Da quando sono economo della Fraternità, mi capita spesso di visitare le nostre missioni in giro per il mondo. È una bella occasione per conoscere il generoso lavoro dei nostri sacerdoti e godere dei frutti che Dio ci dona. A settembre sono stato a Nairobi, in Kenya. Abbiamo trascorso i primi giorni del viaggio nella sperduta savana, scortati quasi sempre da ranger perché le iene che si aggiravano nel nostro campus di solito non attaccano l’uomo, ma sono imprevedibili… Attorno a noi sorgevano piccoli villaggi. Appena si è diffusa la notizia della nostra presenza, le persone del luogo hanno organizzato una messa all’aperto presso una scuola. Non vedevano un prete da molti mesi. Al nostro arrivo, troviamo bambini e adulti già sistemati su sedie o panche di fortuna. Qualcuno cerca un po’ d’ombra sotto i pochi alberi disseminati qua e là. Don Mattia, don Mimmo e io ci vestiamo per cominciare la messa. Tutto è pronto. Il catechista però ci avvicina e ci dice che alcune persone vorrebbero confessarsi: unica lingua possibile, lo swahili. Così rimango a osservare una trentina di persone che si mettono in fila mentre don Mattia e don Mimmo iniziano ad ascoltare.

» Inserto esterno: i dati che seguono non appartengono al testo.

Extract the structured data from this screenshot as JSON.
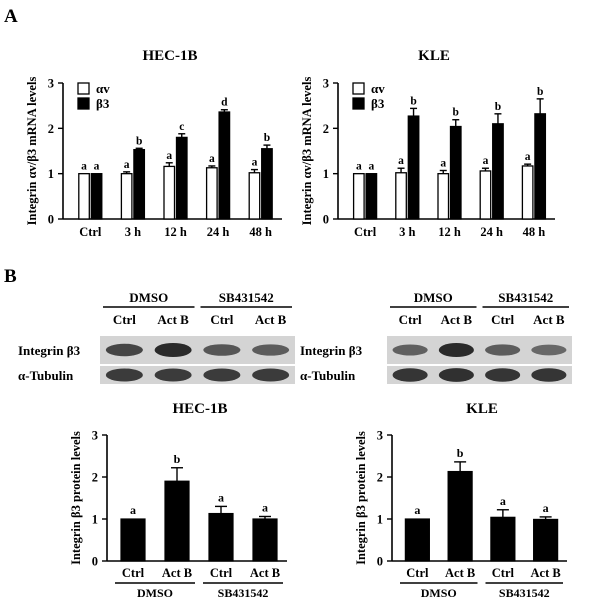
{
  "panel_labels": {
    "a": "A",
    "b": "B"
  },
  "colors": {
    "bar_fill": "#000000",
    "bar_white": "#ffffff",
    "axis": "#000000",
    "blot_bg": "#d4d4d4",
    "band": "#2a2a2a"
  },
  "chart_data": [
    {
      "id": "hec1b_mrna",
      "type": "bar",
      "title": "HEC-1B",
      "ylabel": "Integrin αv/β3 mRNA levels",
      "xlabel": "",
      "ylim": [
        0,
        3
      ],
      "yticks": [
        "0",
        "1",
        "2",
        "3"
      ],
      "categories": [
        "Ctrl",
        "3 h",
        "12 h",
        "24 h",
        "48 h"
      ],
      "legend": {
        "position": "top-left",
        "entries": [
          "αv",
          "β3"
        ]
      },
      "series": [
        {
          "name": "αv",
          "color": "#ffffff",
          "values": [
            1.0,
            1.0,
            1.16,
            1.13,
            1.02
          ],
          "errors": [
            0.0,
            0.04,
            0.08,
            0.04,
            0.07
          ],
          "labels": [
            "a",
            "a",
            "a",
            "a",
            "a"
          ]
        },
        {
          "name": "β3",
          "color": "#000000",
          "values": [
            1.0,
            1.53,
            1.8,
            2.36,
            1.55
          ],
          "errors": [
            0.0,
            0.03,
            0.08,
            0.05,
            0.08
          ],
          "labels": [
            "a",
            "b",
            "c",
            "d",
            "b"
          ]
        }
      ]
    },
    {
      "id": "kle_mrna",
      "type": "bar",
      "title": "KLE",
      "ylabel": "Integrin αv/β3 mRNA levels",
      "xlabel": "",
      "ylim": [
        0,
        3
      ],
      "yticks": [
        "0",
        "1",
        "2",
        "3"
      ],
      "categories": [
        "Ctrl",
        "3 h",
        "12 h",
        "24 h",
        "48 h"
      ],
      "legend": {
        "position": "top-left",
        "entries": [
          "αv",
          "β3"
        ]
      },
      "series": [
        {
          "name": "αv",
          "color": "#ffffff",
          "values": [
            1.0,
            1.02,
            1.0,
            1.06,
            1.17
          ],
          "errors": [
            0.0,
            0.1,
            0.07,
            0.06,
            0.04
          ],
          "labels": [
            "a",
            "a",
            "a",
            "a",
            "a"
          ]
        },
        {
          "name": "β3",
          "color": "#000000",
          "values": [
            1.0,
            2.27,
            2.04,
            2.1,
            2.32
          ],
          "errors": [
            0.0,
            0.17,
            0.15,
            0.22,
            0.33
          ],
          "labels": [
            "a",
            "b",
            "b",
            "b",
            "b"
          ]
        }
      ]
    },
    {
      "id": "hec1b_protein",
      "type": "bar",
      "title": "HEC-1B",
      "ylabel": "Integrin β3 protein levels",
      "ylim": [
        0,
        3
      ],
      "yticks": [
        "0",
        "1",
        "2",
        "3"
      ],
      "categories": [
        "Ctrl",
        "Act B",
        "Ctrl",
        "Act B"
      ],
      "groups": [
        "DMSO",
        "SB431542"
      ],
      "series": [
        {
          "name": "Integrin β3",
          "color": "#000000",
          "values": [
            1.0,
            1.9,
            1.13,
            1.0
          ],
          "errors": [
            0.0,
            0.32,
            0.17,
            0.06
          ],
          "labels": [
            "a",
            "b",
            "a",
            "a"
          ]
        }
      ]
    },
    {
      "id": "kle_protein",
      "type": "bar",
      "title": "KLE",
      "ylabel": "Integrin β3 protein levels",
      "ylim": [
        0,
        3
      ],
      "yticks": [
        "0",
        "1",
        "2",
        "3"
      ],
      "categories": [
        "Ctrl",
        "Act B",
        "Ctrl",
        "Act B"
      ],
      "groups": [
        "DMSO",
        "SB431542"
      ],
      "series": [
        {
          "name": "Integrin β3",
          "color": "#000000",
          "values": [
            1.0,
            2.13,
            1.04,
            0.99
          ],
          "errors": [
            0.0,
            0.23,
            0.18,
            0.06
          ],
          "labels": [
            "a",
            "b",
            "a",
            "a"
          ]
        }
      ]
    }
  ],
  "blots": [
    {
      "id": "hec1b_blot",
      "groups": [
        "DMSO",
        "SB431542"
      ],
      "lanes": [
        "Ctrl",
        "Act B",
        "Ctrl",
        "Act B"
      ],
      "rows": [
        {
          "label": "Integrin β3",
          "intensities": [
            0.75,
            1.0,
            0.6,
            0.55
          ]
        },
        {
          "label": "α-Tubulin",
          "intensities": [
            0.85,
            0.85,
            0.85,
            0.85
          ]
        }
      ]
    },
    {
      "id": "kle_blot",
      "groups": [
        "DMSO",
        "SB431542"
      ],
      "lanes": [
        "Ctrl",
        "Act B",
        "Ctrl",
        "Act B"
      ],
      "rows": [
        {
          "label": "Integrin β3",
          "intensities": [
            0.5,
            1.0,
            0.55,
            0.45
          ]
        },
        {
          "label": "α-Tubulin",
          "intensities": [
            0.9,
            0.95,
            0.9,
            0.9
          ]
        }
      ]
    }
  ]
}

Tutti gli altri rimangono seduti ad attendere. Il sole brucia ma dall’assemblea si alzano dei canti che rinfrancano l’anima. Queste persone sanno che il sacerdote viene a portare qualcosa di sacro. Qualcosa che per mesi non hanno potuto ricevere e che per altri mesi molto probabilmente non riceveranno. Così rimangono ad aspettare senza lamentarsi, anzi preparandosi con gioia a ciò che sta per accadere.

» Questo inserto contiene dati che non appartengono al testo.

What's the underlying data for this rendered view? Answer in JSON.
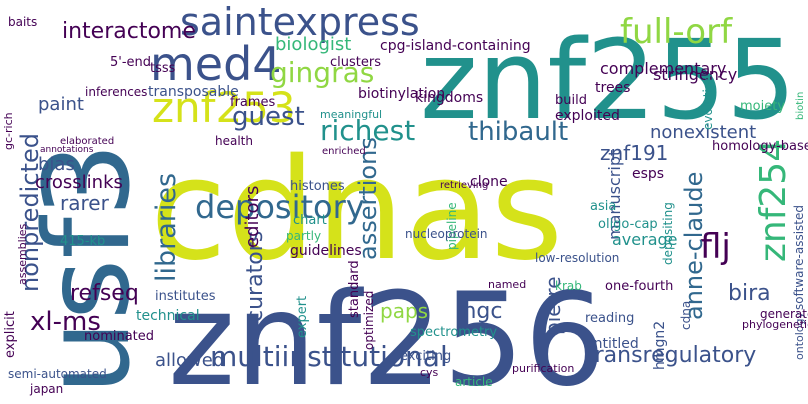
{
  "palette": {
    "background": "#ffffff",
    "dark_purple": "#440154",
    "indigo": "#3b528b",
    "blue": "#31688e",
    "teal": "#21918c",
    "green": "#35b779",
    "lime": "#90d743",
    "yellow": "#d5e21a"
  },
  "words": [
    "cdnas",
    "znf256",
    "znf255",
    "usf3",
    "saintexpress",
    "med4",
    "znf253",
    "znf254",
    "full-orf",
    "depository",
    "multiinstitutional",
    "libraries",
    "gingras",
    "richest",
    "thibault",
    "guest",
    "flj",
    "anne-claude",
    "nonpredicted",
    "xl-ms",
    "transregulatory",
    "assertions",
    "curators",
    "interactome",
    "biologist",
    "paps",
    "pierre",
    "znf191",
    "allowed",
    "bira",
    "editors",
    "mgc",
    "refseq",
    "rarer",
    "crosslinks",
    "bias",
    "nonexistent",
    "paint",
    "cpg-island-containing",
    "exploited",
    "manuscript",
    "hmgn2",
    "depositing",
    "complementary",
    "clusters",
    "transposable",
    "stringency",
    "tsss",
    "biotinylation",
    "moiety",
    "evolution",
    "homology-based",
    "kingdoms",
    "trees",
    "frames",
    "meaningful",
    "chart",
    "histones",
    "partly",
    "asia",
    "average",
    "oligo-cap",
    "esps",
    "clone",
    "pipeline",
    "nucleoprotein",
    "415-kb",
    "nominated",
    "explicit",
    "institutes",
    "technical",
    "expert",
    "guidelines",
    "standard",
    "spectrometry",
    "exciting",
    "entitled",
    "reading",
    "one-fourth",
    "article",
    "krab",
    "cdna",
    "software-assisted",
    "low-resolution",
    "japan",
    "semi-automated",
    "5'-end",
    "baits",
    "inferences",
    "build",
    "health",
    "enriched",
    "named",
    "optimized",
    "retrieving",
    "gc-rich",
    "assemblies",
    "elaborated",
    "ontology",
    "biotin",
    "annotations",
    "generated",
    "cys",
    "purification",
    "phylogenetic",
    "intriguing"
  ]
}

Dopo la savana siamo tornati a Nairobi, per la celebrazione del XXV anniversario della fondazione della nostra parrocchia. Venticinque anni fa infatti don Alfonso celebrava la messa sotto un albero assieme ad altre venti persone. Oggi sono più di duemila. Appena la processione iniziale varca la soglia della chiesa, mi investe un’ondata di gioia e di esultanza. Guidato da un coro di 250 persone, c’è lì riunito un popolo che canta e balla, in un’armonia che sa essere travolgente e al contempo composta. Vedo l’imponenza di una comunità che sa fare festa insieme semplicemente perché il Signore c’è e le ha dato una casa dove poterlo incontrare. Dio di certo non può rimanere indifferente davanti a quella manifestazione di pura gratitudine, così tristemente rara nel nostro occidente evoluto, illuso della sua autosufficienza.
Un unico desiderio abita il cuore dell’uomo: incontrare il volto di Cristo
A ottobre invece ho visitato una missione che vive dell’umile incontro uno a uno, Taiwan. Dopo il mio arrivo, i nostri sacerdoti mi hanno subito portato in un santuario mariano, costruito nel mezzo di una foresta dove la Madonna è apparsa per portare in salvo alcuni aborigeni che si erano persi. Di questi, solo uno si è poi convertito. Anche i nostri missionari incontrano tante persone: la maggior parte di loro non ha mai sentito parlare di Cristo. Nella pazienza, secondo procedimenti che solo Dio conosce, qualcuno poi chiede il battesimo. Durante un incontro con alcuni ragazzi universitari, mi è stato chiesto di raccontare come fossi entrato in seminario. Non è stato facile descrivere la propria vocazione a chi non sa che cosa sia il Movimento, la Chiesa, Gesù. Quando ho concluso il mio racconto, una ragazza mi ha chiesto: “Dimmi cosa si prova a vivere di Dio, perché io non conosco il Dio di cui tu parli”. Nei giorni seguenti ho ripensato spesso a questa domanda. In questo mondo ci sono popoli che non hanno mai ricevuto l’annuncio di Cristo, eppure desiderano conoscere come può essere la vita assieme a lui.
Ecco la generazione che ti cerca, cerca il tuo volto, Dio di Giacobbe (Sal 23). Dall’Africa a Taiwan, un unico desiderio abita il cuore dell’uomo: incontrare il volto di Cristo. Questo grido ci spinge ad andare verso tutti gli uomini, perché siamo certi che assieme a loro potremo scoprire nuovi tratti del Suo volto.